修行にまつわるお話〜その2


最近では蕎麦屋さん ちょっと前だとラーメン屋さんなどには、脱サラ組が多くいるらしいということを昨日も書きました。一方、日本料理店では修行をどの店でどれほどの期間してきたかというのが、大きな勲章になったり、負い目になったりします。


私の祖父は、大正期に東京へ修行に出かけたことが飛躍のための大きなきっかけになりました。今では想像もできませんが、浜松と東京という物理的な距離感もさることながら、大正期に東京まで修行に出るというハードルの高さは、現在のヨーロッパへ料理修行に出るよりも遙かに大変なことであったようです。東京の修行を終えた祖父は、当時の浜松屈指の料亭に20代半ばで調理長として招かれたと聞いています。それくらい東京への修行というのは箔がつくことであったのでしょうね。


反対に父は、戦争にかり出されて命からがら帰郷したばかりの頃に修行が始まりました。戦後のどさくさ時期ですから、修行に出ることができず、祖父に鍛えられました。父に言わせると、親子故により厳しくなったのだそうで、職人気質だった祖父はたいそう調理場では厳しかったようです。とはいっても、いくら厳しくても修行という外の飯を食べてくることができなかったことが精神的には死ぬまで負い目になっていたようで、私には「店を継ぐ気があるのなら必ず修行に出るべき」と強く主張しました。


35年前の私の修行なんぞ、当時はそれなりに大変だとは思っていましたが、職人としての仕事の多くをそこで学んだとよりは、「その飯を食べてくる」ということに大きな意味があったように今では思えます。仕事の多くは帰ってきてから自分で切り開いていった方が圧倒的に多いのですから。


同世代近辺でも同じ時期に修行に出た二代目三代目が何人かいたわけで、中には修行が辛くて数ヶ月 一年で戻ってきてしまったものもいます。修行というのはともかく最初が肝心なんですね。未だに逃げ帰ったことが彼らの大きな負い目となっていることも事実です。実際私が最初に入った調理場でも一年に15人近くが新しく入ってきたのですが、一年後に残ったのは私を含めて四人だけ。三年後には二人だけしか残っていませんでした。


当時でも「石の上にも三年」が当てはまっていて、三年は我慢することはある意味絶対条件でしたし、三年という期間は見事に一つことをクリアするためにぴったりの時間なのですね。三年たってみると一皮が間違いなくむけているのです。

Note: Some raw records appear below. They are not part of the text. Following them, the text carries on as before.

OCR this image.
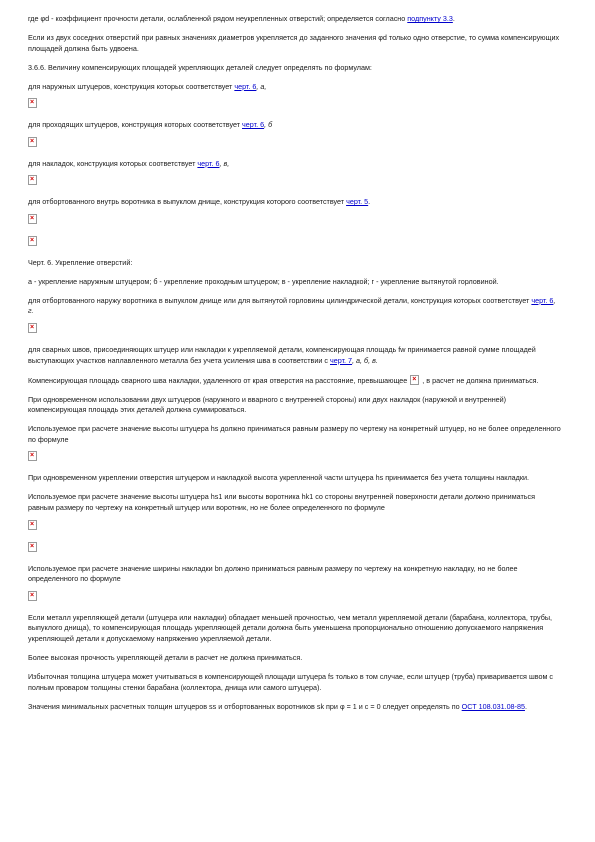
где φd - коэффициент прочности детали, ослабленной рядом неукрепленных отверстий; определяется согласно подпункту 3.3.

Если из двух соседних отверстий при равных значениях диаметров укрепляется до заданного значения φd только одно отверстие, то сумма компенсирующих площадей должна быть удвоена.

3.6.6. Величину компенсирующих площадей укрепляющих деталей следует определять по формулам:

для наружных штуцеров, конструкция которых соответствует черт. 6, а,

×

для проходящих штуцеров, конструкция которых соответствует черт. 6, б

×

для накладок, конструкция которых соответствует черт. 6, в,

×

для отбортованного внутрь воротника в выпуклом днище, конструкция которого соответствует черт. 5.

×
×

Черт. 6. Укрепление отверстий:

а - укрепление наружным штуцером; б - укрепление проходным штуцером; в - укрепление накладкой; г - укрепление вытянутой горловиной.

для отбортованного наружу воротника в выпуклом днище или для вытянутой горловины цилиндрической детали, конструкция которых соответствует черт. 6, г.

×

для сварных швов, присоединяющих штуцер или накладки к укрепляемой детали, компенсирующая площадь fw принимается равной сумме площадей выступающих участков наплавленного металла без учета усиления шва в соответствии с черт. 7, а, б, в.

Компенсирующая площадь сварного шва накладки, удаленного от края отверстия на расстояние, превышающее × , в расчет не должна приниматься.

При одновременном использовании двух штуцеров (наружного и вварного с внутренней стороны) или двух накладок (наружной и внутренней) компенсирующая площадь этих деталей должна суммироваться.

Используемое при расчете значение высоты штуцера hs должно приниматься равным размеру по чертежу на конкретный штуцер, но не более определенного по формуле

×

При одновременном укреплении отверстия штуцером и накладкой высота укрепленной части штуцера hs принимается без учета толщины накладки.

Используемое при расчете значение высоты штуцера hs1 или высоты воротника hk1 со стороны внутренней поверхности детали должно приниматься равным размеру по чертежу на конкретный штуцер или воротник, но не более определенного по формуле

×
×

Используемое при расчете значение ширины накладки bn должно приниматься равным размеру по чертежу на конкретную накладку, но не более определенного по формуле

×

Если металл укрепляющей детали (штуцера или накладки) обладает меньшей прочностью, чем металл укрепляемой детали (барабана, коллектора, трубы, выпуклого днища), то компенсирующая площадь укрепляющей детали должна быть уменьшена пропорционально отношению допускаемого напряжения укрепляющей детали к допускаемому напряжению укрепляемой детали.

Более высокая прочность укрепляющей детали в расчет не должна приниматься.

Избыточная толщина штуцера может учитываться в компенсирующей площади штуцера fs только в том случае, если штуцер (труба) приваривается швом с полным проваром толщины стенки барабана (коллектора, днища или самого штуцера).

Значения минимальных расчетных толщин штуцеров ss и отбортованных воротников sk при φ = 1 и c = 0 следует определять по ОСТ 108.031.08-85.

などというのは35年前のお話、今周りを見渡せば、修行に入って三年以上を一つことで全うできる若者がいかに少ないか。もうそんなことを言っていること自体、化石化した古い考えなんでしょうね。でも、最初の店で三年をクリアできない若者が、私よりもはるかにレベルの高い仕事をし大成したという例を知りません。一人くらい私が兜を脱ぐ弟子が現れたら・・・・いや、現れないというのは私の育てる力が圧倒的に不足しているからなんでしょうね。